According to Harvard Business Review, we absorb information and perform 23% better when we spend time in deliberate reflection and writing about what we’ve just learned. Taking time to write about your topic not only helps you understand the material better, but you’ll also be creating an article that you can share with prospects and clients.

Don’t use “I can’t write” as an excuse to not do it. We all need an editor, and you’ll get better the more you write and reflect on the suggested edits. Writing is a critical skill for all professionals, and if you’re not already using it, now is the time to begin.

Every time you take on a new level of engagement with a topic — reading about it, then discussing it, then explaining it, then writing about it, then presenting on it — you learn more about it yourself. The ideas you’ve got rattling around become solidified and connections are drawn between ideas that may have once seemed disconnected.

As I write an article or prepare for a speaking engagement, I am always amazed at how much learning comes from the preparation. Even though I’m working with a topic around which I’m already familiar, it doesn’t stop the learning from being quite profound.
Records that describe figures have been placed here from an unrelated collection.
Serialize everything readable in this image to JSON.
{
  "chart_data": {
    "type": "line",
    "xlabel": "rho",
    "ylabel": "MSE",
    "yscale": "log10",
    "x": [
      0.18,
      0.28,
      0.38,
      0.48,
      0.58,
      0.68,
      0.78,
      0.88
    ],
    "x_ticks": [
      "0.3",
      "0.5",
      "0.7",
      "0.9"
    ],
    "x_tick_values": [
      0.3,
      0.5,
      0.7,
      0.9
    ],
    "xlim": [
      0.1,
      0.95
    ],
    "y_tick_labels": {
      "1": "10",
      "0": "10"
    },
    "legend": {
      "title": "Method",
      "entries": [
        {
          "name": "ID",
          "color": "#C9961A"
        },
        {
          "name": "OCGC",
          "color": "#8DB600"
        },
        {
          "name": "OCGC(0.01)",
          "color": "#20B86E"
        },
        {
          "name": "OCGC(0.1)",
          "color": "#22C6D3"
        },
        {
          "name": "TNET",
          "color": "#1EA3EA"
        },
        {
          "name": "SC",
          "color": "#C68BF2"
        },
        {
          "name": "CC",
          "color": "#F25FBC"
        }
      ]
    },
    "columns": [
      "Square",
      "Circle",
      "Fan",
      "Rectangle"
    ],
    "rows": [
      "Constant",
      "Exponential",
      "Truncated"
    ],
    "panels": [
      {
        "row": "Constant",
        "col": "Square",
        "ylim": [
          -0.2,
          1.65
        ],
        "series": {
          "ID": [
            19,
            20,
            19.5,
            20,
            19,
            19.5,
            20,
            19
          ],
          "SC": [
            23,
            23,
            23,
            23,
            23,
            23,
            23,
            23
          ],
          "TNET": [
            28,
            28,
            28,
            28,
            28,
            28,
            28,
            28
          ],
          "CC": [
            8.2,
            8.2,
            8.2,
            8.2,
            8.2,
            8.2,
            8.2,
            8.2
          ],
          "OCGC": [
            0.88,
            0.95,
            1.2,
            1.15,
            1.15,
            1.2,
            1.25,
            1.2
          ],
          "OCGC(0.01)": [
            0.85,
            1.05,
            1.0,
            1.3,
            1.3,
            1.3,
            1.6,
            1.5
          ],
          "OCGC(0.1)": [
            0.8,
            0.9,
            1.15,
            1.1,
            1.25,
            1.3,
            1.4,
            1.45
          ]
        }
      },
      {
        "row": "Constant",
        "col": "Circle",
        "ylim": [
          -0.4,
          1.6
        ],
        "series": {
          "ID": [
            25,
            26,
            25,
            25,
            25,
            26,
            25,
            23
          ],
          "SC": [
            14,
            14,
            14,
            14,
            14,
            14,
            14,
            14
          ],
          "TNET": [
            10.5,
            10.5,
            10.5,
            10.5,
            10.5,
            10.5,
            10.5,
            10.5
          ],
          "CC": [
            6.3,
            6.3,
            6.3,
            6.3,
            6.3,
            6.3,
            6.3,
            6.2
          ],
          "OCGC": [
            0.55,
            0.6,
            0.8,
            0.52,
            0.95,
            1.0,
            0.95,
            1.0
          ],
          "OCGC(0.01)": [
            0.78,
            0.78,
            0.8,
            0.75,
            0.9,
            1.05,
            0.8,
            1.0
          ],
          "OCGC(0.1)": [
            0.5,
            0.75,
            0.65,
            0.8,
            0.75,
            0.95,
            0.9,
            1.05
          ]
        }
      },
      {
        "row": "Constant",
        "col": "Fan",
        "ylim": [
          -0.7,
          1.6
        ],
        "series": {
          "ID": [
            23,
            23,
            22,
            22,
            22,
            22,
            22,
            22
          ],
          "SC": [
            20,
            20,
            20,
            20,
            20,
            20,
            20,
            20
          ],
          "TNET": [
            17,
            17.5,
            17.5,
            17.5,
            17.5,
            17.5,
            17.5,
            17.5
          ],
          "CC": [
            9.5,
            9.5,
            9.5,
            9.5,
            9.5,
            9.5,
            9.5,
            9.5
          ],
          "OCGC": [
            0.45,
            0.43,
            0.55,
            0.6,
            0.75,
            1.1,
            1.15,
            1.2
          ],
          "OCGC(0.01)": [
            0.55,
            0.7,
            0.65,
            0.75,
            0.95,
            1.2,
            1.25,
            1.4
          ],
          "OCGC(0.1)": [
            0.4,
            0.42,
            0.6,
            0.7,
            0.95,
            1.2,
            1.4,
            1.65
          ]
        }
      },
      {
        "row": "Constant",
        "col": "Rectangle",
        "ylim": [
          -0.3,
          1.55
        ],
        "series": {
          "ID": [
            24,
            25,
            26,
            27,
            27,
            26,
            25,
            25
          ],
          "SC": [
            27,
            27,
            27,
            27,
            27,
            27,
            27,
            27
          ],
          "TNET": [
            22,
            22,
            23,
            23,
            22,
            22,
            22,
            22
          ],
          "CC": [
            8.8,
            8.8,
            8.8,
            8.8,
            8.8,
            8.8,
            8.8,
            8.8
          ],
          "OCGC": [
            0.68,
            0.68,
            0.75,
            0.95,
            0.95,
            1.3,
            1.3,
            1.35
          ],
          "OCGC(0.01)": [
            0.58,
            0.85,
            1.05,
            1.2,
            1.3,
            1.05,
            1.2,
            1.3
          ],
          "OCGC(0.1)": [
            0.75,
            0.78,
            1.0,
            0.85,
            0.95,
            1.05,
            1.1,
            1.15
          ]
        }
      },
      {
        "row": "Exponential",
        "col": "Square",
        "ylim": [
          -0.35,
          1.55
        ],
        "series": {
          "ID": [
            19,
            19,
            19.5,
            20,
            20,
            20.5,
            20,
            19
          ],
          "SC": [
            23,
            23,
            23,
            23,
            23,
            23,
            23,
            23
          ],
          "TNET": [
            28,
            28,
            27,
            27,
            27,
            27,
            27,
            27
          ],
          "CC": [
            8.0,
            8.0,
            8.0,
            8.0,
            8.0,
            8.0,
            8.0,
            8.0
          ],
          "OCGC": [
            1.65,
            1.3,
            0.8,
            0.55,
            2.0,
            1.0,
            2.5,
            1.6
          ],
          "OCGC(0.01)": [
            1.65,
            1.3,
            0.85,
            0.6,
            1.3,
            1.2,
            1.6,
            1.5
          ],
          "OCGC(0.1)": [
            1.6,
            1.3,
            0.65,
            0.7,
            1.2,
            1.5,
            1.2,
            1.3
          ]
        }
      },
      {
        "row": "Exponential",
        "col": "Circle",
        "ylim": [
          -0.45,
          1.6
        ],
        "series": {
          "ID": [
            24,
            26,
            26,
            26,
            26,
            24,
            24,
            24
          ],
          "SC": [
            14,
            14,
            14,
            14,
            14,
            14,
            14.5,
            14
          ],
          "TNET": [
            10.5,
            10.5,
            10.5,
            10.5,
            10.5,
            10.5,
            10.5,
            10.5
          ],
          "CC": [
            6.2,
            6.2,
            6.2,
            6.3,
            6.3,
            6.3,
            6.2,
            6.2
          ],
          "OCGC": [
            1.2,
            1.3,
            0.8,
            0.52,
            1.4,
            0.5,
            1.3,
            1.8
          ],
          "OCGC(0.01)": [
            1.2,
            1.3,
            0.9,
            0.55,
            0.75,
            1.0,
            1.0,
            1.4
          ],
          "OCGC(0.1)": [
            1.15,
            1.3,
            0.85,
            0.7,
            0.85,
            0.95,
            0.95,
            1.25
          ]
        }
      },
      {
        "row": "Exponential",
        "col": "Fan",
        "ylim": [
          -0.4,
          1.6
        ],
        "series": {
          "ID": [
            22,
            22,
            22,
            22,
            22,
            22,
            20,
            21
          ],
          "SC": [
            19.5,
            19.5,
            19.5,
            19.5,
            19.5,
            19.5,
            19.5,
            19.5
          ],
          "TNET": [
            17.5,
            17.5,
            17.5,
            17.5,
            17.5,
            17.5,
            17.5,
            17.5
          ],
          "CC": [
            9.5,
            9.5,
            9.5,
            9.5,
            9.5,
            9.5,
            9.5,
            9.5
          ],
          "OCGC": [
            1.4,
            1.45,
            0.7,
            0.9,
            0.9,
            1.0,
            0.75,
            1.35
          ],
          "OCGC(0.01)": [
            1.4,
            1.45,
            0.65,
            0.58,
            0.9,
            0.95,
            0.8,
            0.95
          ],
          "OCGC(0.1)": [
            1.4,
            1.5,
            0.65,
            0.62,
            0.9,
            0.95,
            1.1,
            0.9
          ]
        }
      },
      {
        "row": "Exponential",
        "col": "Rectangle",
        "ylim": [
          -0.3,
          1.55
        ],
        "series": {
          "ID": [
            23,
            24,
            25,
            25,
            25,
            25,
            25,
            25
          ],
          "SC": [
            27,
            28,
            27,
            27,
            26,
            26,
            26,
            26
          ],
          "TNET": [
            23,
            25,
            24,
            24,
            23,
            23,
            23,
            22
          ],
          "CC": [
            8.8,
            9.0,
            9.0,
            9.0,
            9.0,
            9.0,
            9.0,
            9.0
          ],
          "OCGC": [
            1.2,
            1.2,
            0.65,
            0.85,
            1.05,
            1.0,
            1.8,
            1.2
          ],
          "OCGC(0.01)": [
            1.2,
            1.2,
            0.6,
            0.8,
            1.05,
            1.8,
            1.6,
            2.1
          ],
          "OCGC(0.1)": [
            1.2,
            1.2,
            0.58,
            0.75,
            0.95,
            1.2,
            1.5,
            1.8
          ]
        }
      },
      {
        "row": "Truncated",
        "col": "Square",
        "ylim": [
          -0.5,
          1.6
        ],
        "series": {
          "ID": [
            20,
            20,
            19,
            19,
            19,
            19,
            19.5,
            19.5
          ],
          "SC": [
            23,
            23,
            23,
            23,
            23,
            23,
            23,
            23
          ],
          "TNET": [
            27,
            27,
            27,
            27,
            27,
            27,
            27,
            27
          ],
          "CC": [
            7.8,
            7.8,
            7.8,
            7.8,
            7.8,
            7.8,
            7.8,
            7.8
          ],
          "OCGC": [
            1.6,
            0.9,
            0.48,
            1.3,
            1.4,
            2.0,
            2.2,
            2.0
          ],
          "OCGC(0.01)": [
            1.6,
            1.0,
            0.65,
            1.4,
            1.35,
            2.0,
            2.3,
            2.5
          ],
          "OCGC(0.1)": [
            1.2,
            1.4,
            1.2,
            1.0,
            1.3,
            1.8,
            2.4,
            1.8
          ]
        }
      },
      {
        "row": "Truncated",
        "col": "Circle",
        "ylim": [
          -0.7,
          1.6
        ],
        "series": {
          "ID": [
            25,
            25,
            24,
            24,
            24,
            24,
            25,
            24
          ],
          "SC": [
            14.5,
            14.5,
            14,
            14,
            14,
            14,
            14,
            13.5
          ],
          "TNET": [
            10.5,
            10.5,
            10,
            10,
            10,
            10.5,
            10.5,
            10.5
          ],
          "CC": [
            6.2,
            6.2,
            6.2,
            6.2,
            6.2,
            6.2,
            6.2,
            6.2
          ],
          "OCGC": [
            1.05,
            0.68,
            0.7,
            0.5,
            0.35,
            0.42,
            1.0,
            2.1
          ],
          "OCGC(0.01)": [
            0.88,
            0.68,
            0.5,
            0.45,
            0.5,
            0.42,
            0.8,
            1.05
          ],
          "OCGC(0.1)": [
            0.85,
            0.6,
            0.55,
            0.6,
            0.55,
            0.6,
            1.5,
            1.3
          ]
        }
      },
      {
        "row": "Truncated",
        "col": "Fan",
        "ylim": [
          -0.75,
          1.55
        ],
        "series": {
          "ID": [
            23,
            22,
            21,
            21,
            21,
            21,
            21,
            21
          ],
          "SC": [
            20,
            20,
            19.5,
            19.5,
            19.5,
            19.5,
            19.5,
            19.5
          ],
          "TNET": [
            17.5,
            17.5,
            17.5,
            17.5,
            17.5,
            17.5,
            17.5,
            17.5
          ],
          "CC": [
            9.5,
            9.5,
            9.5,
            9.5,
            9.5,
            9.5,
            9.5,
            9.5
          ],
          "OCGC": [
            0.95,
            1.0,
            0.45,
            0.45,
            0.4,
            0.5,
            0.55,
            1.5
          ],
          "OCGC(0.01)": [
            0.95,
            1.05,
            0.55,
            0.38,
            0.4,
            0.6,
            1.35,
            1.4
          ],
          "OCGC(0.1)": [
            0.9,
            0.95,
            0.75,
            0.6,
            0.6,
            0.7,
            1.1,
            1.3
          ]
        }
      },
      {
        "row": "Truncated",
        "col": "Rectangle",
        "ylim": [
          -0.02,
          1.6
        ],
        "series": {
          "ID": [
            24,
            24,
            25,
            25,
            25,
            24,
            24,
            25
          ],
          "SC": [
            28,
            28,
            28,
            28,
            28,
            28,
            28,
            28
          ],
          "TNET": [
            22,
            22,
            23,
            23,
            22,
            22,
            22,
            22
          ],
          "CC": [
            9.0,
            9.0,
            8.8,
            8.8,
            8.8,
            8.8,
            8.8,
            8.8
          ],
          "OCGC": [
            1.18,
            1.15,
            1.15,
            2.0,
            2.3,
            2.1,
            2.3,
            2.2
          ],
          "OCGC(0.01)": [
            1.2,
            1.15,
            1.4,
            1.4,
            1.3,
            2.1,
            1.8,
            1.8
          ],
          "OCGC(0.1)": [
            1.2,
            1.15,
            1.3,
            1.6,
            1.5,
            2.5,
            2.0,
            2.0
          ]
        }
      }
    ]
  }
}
We do a lot of writing for our clients and for publication, and we get asked how we find the time to do it. It’s about priorities. Learning and educating are our priorities; without that, we wouldn’t be in business.

Unless you want to be in the commodity sales business, these should be your priorities too.

Try your hand at writing an article around a topic currently challenging your clients. Read about it and write up your ideas. Post it to your company blog or to your LinkedIn profile.

You’ll be amazed at how quickly and frequently you find the opportunity to share and talk about your new learning. Take this small step now to become the feared competitor in your market.